A Jekyll-Hyde persona permeates pumpkins. The docile side that submits to autumn decorating and cooking is as nice as pie. Turn your back for a moment and pumpkins can grow to over a ton. Some actually encourage growing these behemoths! Recently a 2,363-pound set a new American record at the Pumpkin Weigh-Off Contest. If that giant had been situated on a hill, it could have turned all Mr. Hyde and wiped out a dozen trick-or-treaters with one roll down the incline.
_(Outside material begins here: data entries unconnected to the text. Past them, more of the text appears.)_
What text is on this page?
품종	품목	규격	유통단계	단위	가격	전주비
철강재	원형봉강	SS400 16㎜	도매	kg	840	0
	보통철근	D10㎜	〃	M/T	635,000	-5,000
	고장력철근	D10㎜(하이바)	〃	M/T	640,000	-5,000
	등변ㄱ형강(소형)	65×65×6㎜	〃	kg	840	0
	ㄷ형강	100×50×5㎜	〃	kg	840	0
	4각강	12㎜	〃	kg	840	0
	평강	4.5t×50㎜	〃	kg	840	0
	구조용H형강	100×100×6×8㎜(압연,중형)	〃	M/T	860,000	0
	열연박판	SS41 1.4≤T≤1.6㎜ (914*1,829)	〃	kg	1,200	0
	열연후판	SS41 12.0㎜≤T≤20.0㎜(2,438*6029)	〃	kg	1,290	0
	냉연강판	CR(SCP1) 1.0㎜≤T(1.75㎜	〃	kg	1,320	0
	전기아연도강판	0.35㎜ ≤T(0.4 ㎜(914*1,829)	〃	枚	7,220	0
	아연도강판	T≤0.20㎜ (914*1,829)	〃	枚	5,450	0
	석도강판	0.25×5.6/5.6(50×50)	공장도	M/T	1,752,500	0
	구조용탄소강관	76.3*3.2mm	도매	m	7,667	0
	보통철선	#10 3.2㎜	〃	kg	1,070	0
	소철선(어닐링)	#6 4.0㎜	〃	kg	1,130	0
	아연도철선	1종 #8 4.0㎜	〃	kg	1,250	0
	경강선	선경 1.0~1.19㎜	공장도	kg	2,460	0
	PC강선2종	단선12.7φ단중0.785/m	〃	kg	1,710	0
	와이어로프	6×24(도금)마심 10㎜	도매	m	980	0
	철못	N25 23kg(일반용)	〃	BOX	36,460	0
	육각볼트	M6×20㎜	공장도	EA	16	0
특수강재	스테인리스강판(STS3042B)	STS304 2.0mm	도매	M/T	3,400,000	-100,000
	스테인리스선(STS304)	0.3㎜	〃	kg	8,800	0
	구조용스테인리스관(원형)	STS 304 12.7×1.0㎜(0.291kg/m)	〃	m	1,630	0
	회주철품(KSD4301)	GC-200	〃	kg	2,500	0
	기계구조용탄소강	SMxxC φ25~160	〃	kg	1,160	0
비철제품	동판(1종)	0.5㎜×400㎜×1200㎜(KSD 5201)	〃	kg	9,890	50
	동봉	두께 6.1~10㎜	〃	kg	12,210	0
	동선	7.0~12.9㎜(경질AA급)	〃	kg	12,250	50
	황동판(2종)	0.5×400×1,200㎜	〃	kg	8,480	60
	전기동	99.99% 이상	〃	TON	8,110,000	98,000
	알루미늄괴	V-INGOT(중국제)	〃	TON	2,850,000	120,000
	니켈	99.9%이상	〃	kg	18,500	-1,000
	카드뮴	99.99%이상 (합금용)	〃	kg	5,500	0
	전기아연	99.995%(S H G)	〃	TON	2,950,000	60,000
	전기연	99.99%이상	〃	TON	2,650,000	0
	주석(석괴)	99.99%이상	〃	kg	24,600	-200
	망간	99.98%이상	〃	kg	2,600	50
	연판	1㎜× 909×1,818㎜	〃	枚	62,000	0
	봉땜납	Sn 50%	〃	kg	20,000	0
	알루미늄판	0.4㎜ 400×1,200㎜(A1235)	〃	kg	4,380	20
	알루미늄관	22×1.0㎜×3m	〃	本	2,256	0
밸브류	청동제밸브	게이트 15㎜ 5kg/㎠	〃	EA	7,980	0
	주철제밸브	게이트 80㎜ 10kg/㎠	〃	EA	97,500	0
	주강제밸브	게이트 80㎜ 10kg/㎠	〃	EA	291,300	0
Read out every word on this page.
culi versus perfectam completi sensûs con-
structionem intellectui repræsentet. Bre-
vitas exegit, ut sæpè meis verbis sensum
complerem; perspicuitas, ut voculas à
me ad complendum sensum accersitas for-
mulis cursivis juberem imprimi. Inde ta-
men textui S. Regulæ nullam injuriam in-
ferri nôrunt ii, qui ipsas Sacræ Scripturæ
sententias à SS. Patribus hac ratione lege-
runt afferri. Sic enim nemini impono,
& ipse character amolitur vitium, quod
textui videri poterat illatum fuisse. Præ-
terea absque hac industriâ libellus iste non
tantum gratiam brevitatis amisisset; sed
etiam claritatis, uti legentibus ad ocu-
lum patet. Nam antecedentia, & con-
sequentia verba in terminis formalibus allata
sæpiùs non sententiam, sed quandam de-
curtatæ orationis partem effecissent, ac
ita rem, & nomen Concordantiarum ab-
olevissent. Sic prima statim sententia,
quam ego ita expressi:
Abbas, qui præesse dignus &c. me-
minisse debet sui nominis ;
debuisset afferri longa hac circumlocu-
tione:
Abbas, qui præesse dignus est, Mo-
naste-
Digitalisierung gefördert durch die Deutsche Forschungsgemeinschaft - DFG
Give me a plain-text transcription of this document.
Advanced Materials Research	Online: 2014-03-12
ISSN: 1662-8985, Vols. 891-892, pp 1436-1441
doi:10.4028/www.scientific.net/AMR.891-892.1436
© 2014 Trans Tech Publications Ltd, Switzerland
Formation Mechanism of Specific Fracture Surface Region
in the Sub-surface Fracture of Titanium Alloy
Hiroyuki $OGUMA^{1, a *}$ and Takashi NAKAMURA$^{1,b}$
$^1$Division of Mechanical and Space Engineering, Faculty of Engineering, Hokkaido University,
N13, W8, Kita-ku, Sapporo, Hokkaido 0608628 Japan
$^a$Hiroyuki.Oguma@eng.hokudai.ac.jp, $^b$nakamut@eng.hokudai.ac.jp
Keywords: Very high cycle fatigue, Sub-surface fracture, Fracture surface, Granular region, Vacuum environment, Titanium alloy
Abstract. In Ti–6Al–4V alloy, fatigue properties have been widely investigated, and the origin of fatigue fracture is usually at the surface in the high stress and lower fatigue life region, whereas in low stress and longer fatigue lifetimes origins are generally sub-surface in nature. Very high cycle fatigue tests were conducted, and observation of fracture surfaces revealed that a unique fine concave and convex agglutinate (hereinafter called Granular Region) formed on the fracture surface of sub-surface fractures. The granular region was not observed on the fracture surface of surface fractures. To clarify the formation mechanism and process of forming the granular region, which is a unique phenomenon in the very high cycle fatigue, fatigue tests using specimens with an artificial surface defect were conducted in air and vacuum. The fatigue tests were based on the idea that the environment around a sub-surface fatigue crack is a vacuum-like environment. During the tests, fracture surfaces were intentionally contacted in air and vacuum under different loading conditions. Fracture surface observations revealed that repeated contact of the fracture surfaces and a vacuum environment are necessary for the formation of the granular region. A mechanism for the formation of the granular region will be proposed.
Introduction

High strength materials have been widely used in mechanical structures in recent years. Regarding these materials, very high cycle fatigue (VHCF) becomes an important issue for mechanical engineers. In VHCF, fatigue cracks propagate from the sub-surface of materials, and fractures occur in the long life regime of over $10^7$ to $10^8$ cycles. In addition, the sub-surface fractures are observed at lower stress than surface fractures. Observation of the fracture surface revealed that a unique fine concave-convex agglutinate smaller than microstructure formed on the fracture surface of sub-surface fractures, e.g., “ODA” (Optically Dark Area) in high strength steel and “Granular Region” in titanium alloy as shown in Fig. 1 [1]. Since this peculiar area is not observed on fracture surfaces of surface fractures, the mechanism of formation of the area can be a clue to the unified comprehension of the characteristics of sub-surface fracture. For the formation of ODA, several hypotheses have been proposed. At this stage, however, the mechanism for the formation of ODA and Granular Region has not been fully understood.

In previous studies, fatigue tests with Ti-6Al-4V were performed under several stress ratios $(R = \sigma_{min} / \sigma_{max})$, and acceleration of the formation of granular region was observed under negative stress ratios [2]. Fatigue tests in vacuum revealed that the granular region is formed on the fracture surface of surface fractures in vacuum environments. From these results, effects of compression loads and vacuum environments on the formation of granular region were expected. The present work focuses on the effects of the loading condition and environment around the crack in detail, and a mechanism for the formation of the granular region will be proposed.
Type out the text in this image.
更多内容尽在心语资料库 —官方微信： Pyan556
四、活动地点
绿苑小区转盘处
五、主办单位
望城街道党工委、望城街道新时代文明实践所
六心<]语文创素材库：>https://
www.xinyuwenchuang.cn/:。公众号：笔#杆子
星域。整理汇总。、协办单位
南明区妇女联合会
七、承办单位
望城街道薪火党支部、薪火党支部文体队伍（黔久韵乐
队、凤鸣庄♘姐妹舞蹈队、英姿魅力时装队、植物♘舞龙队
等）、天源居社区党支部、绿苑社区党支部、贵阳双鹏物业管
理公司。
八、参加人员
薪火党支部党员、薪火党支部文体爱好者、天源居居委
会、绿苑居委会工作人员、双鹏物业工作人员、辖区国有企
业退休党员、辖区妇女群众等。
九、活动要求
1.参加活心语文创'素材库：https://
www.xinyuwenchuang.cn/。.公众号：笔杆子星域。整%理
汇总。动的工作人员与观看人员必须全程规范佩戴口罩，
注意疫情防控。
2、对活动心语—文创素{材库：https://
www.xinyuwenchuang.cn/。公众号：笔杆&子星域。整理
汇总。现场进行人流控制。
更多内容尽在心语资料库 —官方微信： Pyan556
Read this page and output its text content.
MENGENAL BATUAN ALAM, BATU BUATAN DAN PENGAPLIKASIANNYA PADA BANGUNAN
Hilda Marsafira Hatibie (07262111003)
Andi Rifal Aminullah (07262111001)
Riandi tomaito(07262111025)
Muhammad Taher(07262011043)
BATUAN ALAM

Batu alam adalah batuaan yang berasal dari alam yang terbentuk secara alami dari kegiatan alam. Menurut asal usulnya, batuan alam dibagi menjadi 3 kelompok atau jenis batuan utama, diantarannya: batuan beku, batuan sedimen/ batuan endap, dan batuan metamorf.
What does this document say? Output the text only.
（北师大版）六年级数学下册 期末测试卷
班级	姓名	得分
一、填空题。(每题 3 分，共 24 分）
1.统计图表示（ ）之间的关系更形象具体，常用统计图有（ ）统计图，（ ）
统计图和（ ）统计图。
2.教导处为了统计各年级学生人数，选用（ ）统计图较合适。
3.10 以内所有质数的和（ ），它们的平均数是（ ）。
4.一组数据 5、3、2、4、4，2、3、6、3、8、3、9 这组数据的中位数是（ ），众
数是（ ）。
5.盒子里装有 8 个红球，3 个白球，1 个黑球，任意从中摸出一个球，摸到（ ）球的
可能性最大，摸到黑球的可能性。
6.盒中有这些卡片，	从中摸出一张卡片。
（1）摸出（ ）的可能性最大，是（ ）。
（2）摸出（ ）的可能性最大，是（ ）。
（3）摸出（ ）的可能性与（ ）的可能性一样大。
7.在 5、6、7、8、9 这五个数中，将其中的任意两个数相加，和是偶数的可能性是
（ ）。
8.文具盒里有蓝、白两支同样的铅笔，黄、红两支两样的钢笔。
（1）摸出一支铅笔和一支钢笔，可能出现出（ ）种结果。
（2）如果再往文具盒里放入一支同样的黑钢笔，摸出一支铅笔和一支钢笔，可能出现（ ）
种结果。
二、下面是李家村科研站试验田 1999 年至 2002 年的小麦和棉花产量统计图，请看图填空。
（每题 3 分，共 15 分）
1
Growing pumpkins to killer size is bad enough; some Halloween revelers actually arm the squashes with cannons. During Delaware’s Punkin Chunkin contest entrants used air cannons among other weapons to lob pumpkins long distances. Apparently during the 2016 event one pumpkin retaliated by exploding the cannon causing injury to television producer, Suzanne Dakessian. A metal plate from the cannon whacked her head resulting in hospitalization and a lengthy rehabilitation. She faired slightly better than old Ichabod.
Perhaps a less violent vegetable should be the harbinger of Halloween. The original Jack O’Lantern was a turnip. Ancient Celtics carved turnips on All Hallow’s Eve to ward off evil spirits.
A turnip – now that’s a vegetable I can trust!
I know this is true because I read it on the Internet!